Food industry lobbyists are citing a new study, conducted by researchers at Iowa State University, that highlights the potential for large spikes in the cost of retail meat, eggs and other dairy products. The study was commissioned by several associations representing producers of beef, poultry and pork, the National Grain and Feed Association and Grocery Manufacturers/Food Products Association -- all of which use corn.
If higher-than-expected oil prices trigger greater demand for flex-fuel vehicles, ethanol production could reach more than 30 billion gallons per year by 2011, the study said. Today, U.S. capacity is only 4.8 billion. That demand would increase corn acreage to more than 110 million acres and drive the price of corn to more than $4.40 a bushel. This increase in corn production would mean less acreage for soybeans and wheat, which would trigger price increases in these crops.

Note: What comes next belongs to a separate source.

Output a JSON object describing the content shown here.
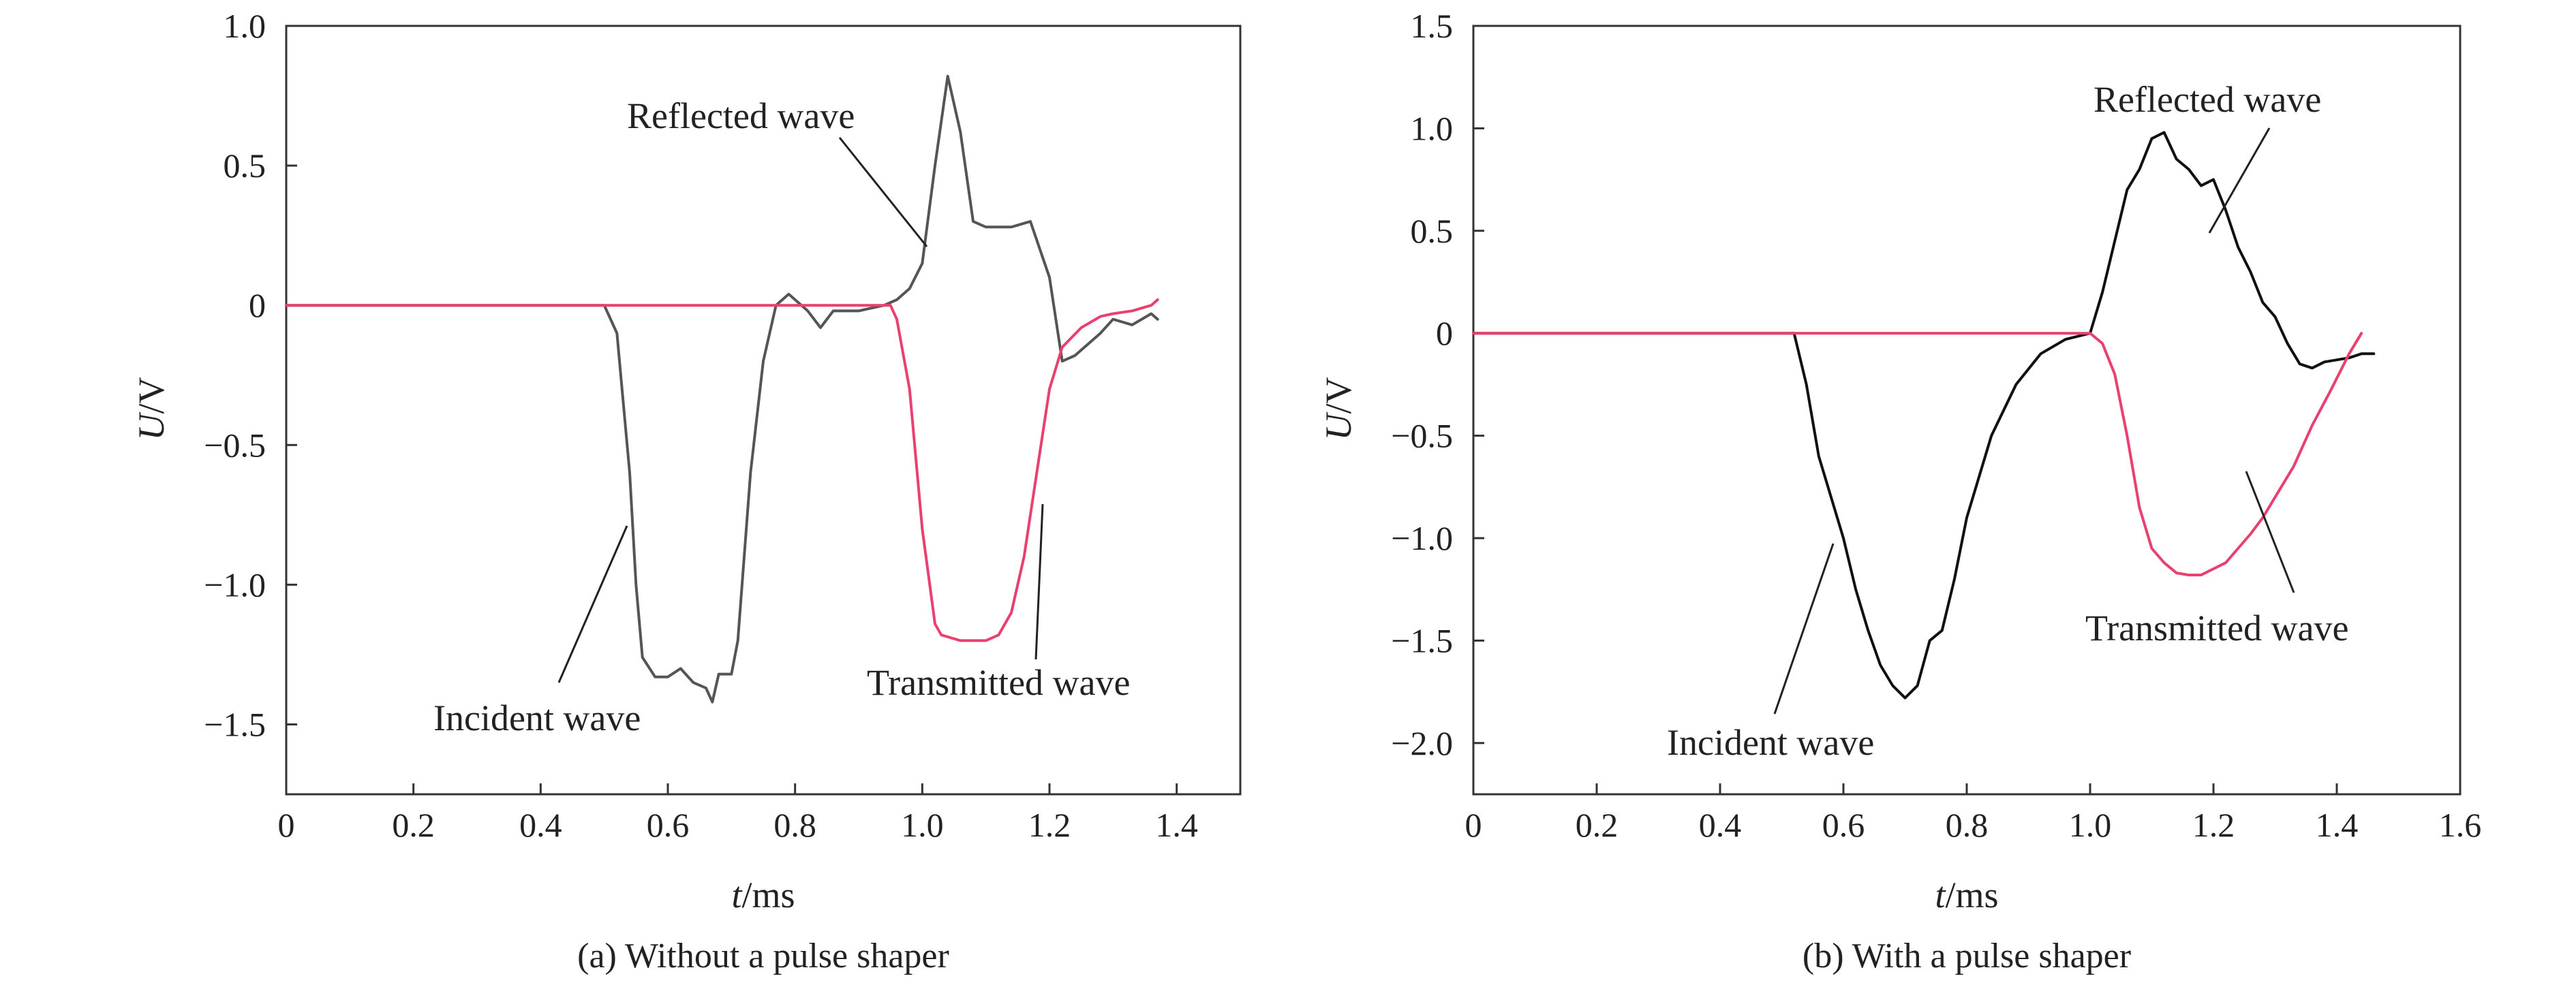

In such a scenario, the study said, beef, pork and poultry prices would rise by more than 4 percent, while egg prices would rise by about 8 percent.
"The Grocery Manufacturers Association supports the goal of reducing our nation's reliance on fossil fuels and applauds Congress and the Bush Administration for their efforts to increase the use of alternative forms of energy, including an increase in the use of biofuels," the association said in a statement. "However, America's biofuels policy should be pursued thoughtfully and deliberately, taking into full account the possible unintended consequences of a sharp increase in the use of corn for fuel."